There are 2 users on the laptop I want to view the browsing History of. Google chrome is mostly used. If I only view the history, with the other user be able to see that I viewed it? If I want to delete anything from the history, how can I delete it without it showing that something was deleted? Such as if I open a tab from history to view it and then wanted to delete that I opened it?
Chrome stores its history in SQlite 3 database. You can simply read / modify this database file. Be sure to inform users that things done in that system will not be private and their stuff might be gone anytime.
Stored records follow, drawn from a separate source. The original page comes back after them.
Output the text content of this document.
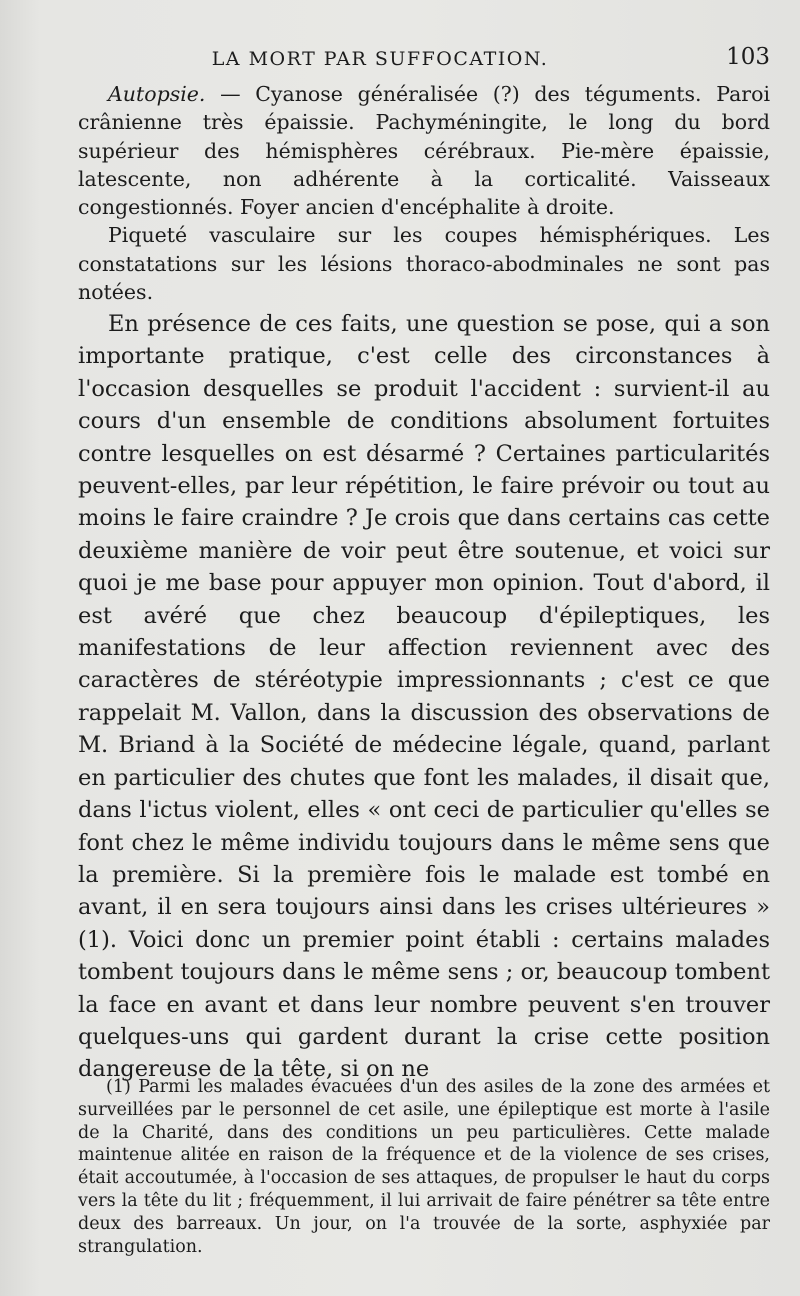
LA MORT PAR SUFFOCATION.	103

Autopsie. — Cyanose généralisée (?) des téguments. Paroi crânienne très épaissie. Pachyméningite, le long du bord supérieur des hémisphères cérébraux. Pie-mère épaissie, latescente, non adhérente à la corticalité. Vaisseaux congestionnés. Foyer ancien d'encéphalite à droite.

Piqueté vasculaire sur les coupes hémisphériques. Les constatations sur les lésions thoraco-abodminales ne sont pas notées.

En présence de ces faits, une question se pose, qui a son importante pratique, c'est celle des circonstances à l'occasion desquelles se produit l'accident : survient-il au cours d'un ensemble de conditions absolument fortuites contre lesquelles on est désarmé ? Certaines particularités peuvent-elles, par leur répétition, le faire prévoir ou tout au moins le faire craindre ? Je crois que dans certains cas cette deuxième manière de voir peut être soutenue, et voici sur quoi je me base pour appuyer mon opinion. Tout d'abord, il est avéré que chez beaucoup d'épileptiques, les manifestations de leur affection reviennent avec des caractères de stéréotypie impressionnants ; c'est ce que rappelait M. Vallon, dans la discussion des observations de M. Briand à la Société de médecine légale, quand, parlant en particulier des chutes que font les malades, il disait que, dans l'ictus violent, elles « ont ceci de particulier qu'elles se font chez le même individu toujours dans le même sens que la première. Si la première fois le malade est tombé en avant, il en sera toujours ainsi dans les crises ultérieures » (1). Voici donc un premier point établi : certains malades tombent toujours dans le même sens ; or, beaucoup tombent la face en avant et dans leur nombre peuvent s'en trouver quelques-uns qui gardent durant la crise cette position dangereuse de la tête, si on ne

(1) Parmi les malades évacuées d'un des asiles de la zone des armées et surveillées par le personnel de cet asile, une épileptique est morte à l'asile de la Charité, dans des conditions un peu particulières. Cette malade maintenue alitée en raison de la fréquence et de la violence de ses crises, était accoutumée, à l'occasion de ses attaques, de propulser le haut du corps vers la tête du lit ; fréquemment, il lui arrivait de faire pénétrer sa tête entre deux des barreaux. Un jour, on l'a trouvée de la sorte, asphyxiée par strangulation.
Open with any SQLite 3 capable software.
Use sqlitebrowser. The history is saved as a sqlite database file (.db IIIRC) somewhere in AppData, under Google\Chrome. You can look through it easily. I'm sure you can find other programs with a better interface, but sqlitebrowser is more than adequate.
Some relevant links: https://gist.github.com/dropmeaword/9372cbeb29e8390521c2 (displays unixtime as human-readable timestamps)
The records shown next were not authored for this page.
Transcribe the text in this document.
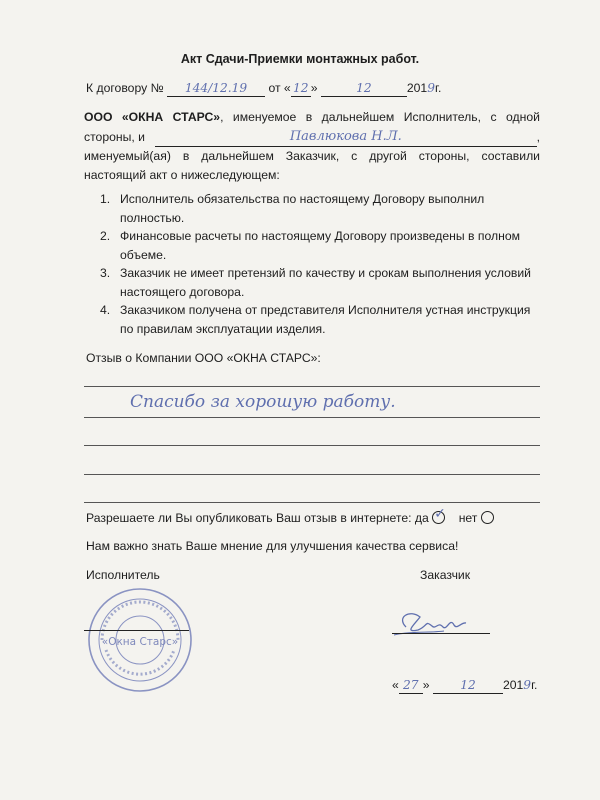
Акт Сдачи-Приемки монтажных работ.
К договору № 144/12.19 от « 12 »	12	2019г.
ООО «ОКНА СТАРС», именуемое в дальнейшем Исполнитель, с одной
стороны, и	Павлюкова Н.Л.	,
именуемый(ая) в дальнейшем Заказчик, с другой стороны, составили
настоящий акт о нижеследующем:
1. Исполнитель обязательства по настоящему Договору выполнил полностью.
2. Финансовые расчеты по настоящему Договору произведены в полном объеме.
3. Заказчик не имеет претензий по качеству и срокам выполнения условий настоящего договора.
4. Заказчиком получена от представителя Исполнителя устная инструкция по правилам эксплуатации изделия.
Отзыв о Компании ООО «ОКНА СТАРС»:
Спасибо за хорошую работу.
Разрешаете ли Вы опубликовать Ваш отзыв в интернете: да ✓ нет
Нам важно знать Ваше мнение для улучшения качества сервиса!
Исполнитель	Заказчик
«Окна Старс»
« 27 »	12 2019г.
In the Google\Chrome userdata folder, you can invoke:
sqlite History "select datetime(last_visit_time/1000000-11644473600,'unixepoch'),url from urls order by last_visit_time desc" > history_export.txt, and have a full dump ordered by last_visit_time in history_report.txt
As an alternative, there's this: http://www.nirsoft.net/utils/browsing_history_view.html
I have used it long ago, and it worked adequately.
I agree with the other answers saying that you can edit the history "under the hood" by accessing the database directly. This only bypasses any logging mechanisms that chrome have in place to log changes to the history database. SQLLite is a file database, (but the following still holds for other dbms) the data is a file on the OS's file system which means its last access and modification times are kept by the file system. So normally any change to the database will eventually find its to the file on disk (when the data is flushed fron memory). You can mitigate that by changing the system's clock and then changing it back. But this leads to a change in the registry and so on and so on. My point is that doing something under the OS supervision without leaving any traces is hard. Frankly the deciding factor will be how far each of you are willing to go.
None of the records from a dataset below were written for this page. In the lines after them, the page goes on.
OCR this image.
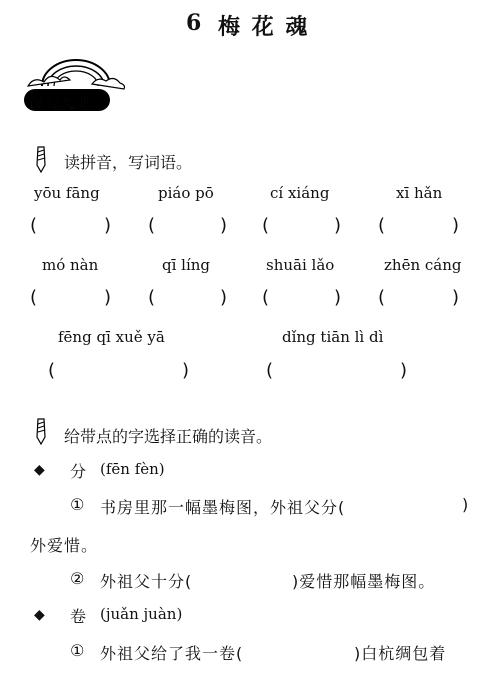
6 梅 花 魂
词句天地
读拼音，写词语。
yōu fāng	piáo pō	cí xiáng	xī hǎn
(	) (	) (	) (	)
mó nàn	qī líng	shuāi lǎo	zhēn cáng
(	) (	) (	) (	)
fēng qī xuě yā	dǐng tiān lì dì
(	)	(	)
给带点的字选择正确的读音。
◆ 分 (fēn fèn)
① 书房里那一幅墨梅图，外祖父分(	)
外爱惜。
② 外祖父十分(	)爱惜那幅墨梅图。
◆ 卷 (juǎn juàn)
① 外祖父给了我一卷(	)白杭绸包着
If you open a link from the browser history, it will be noticeable because the opened link will appear again in the history. If you open a recently visited link, the visited link will move to the top of the history, i.e. the access time will be updated (I don't know what exactly counts as recent, I think it's up to 1 hour).
In the first case you could delete the new entry from the history. In the second case there is only one entry, so deleting it would be suspicious - but leaving it would also be suspicious because the access time has changed.
The simple non-technical solution to this is to open any link from the history in a new incognito window.
I think this should be sufficient in most cases where the other user is only inspecting the history. It likely also prevents some of the techniques computer experts would use to determine if a site has been visited (e.g. inspecting browser cache or browser logs) but it won't help if the network traffic is monitored.
I had the same issue, and I solved it by when I opened a new tab to view/edit History, make sure your home page is fully loaded, then go into History and do whatever you need to. Then hit the back arrow, and it will take you back to your browser's home page. The reason that I didn't close it when History was still open was because, you could go into recently closed, and it would show that History was opened. My version of Chrome does not allow me to delete an entry under the "Recently closed" option. Or, do as others have already commented, use Incognito mode.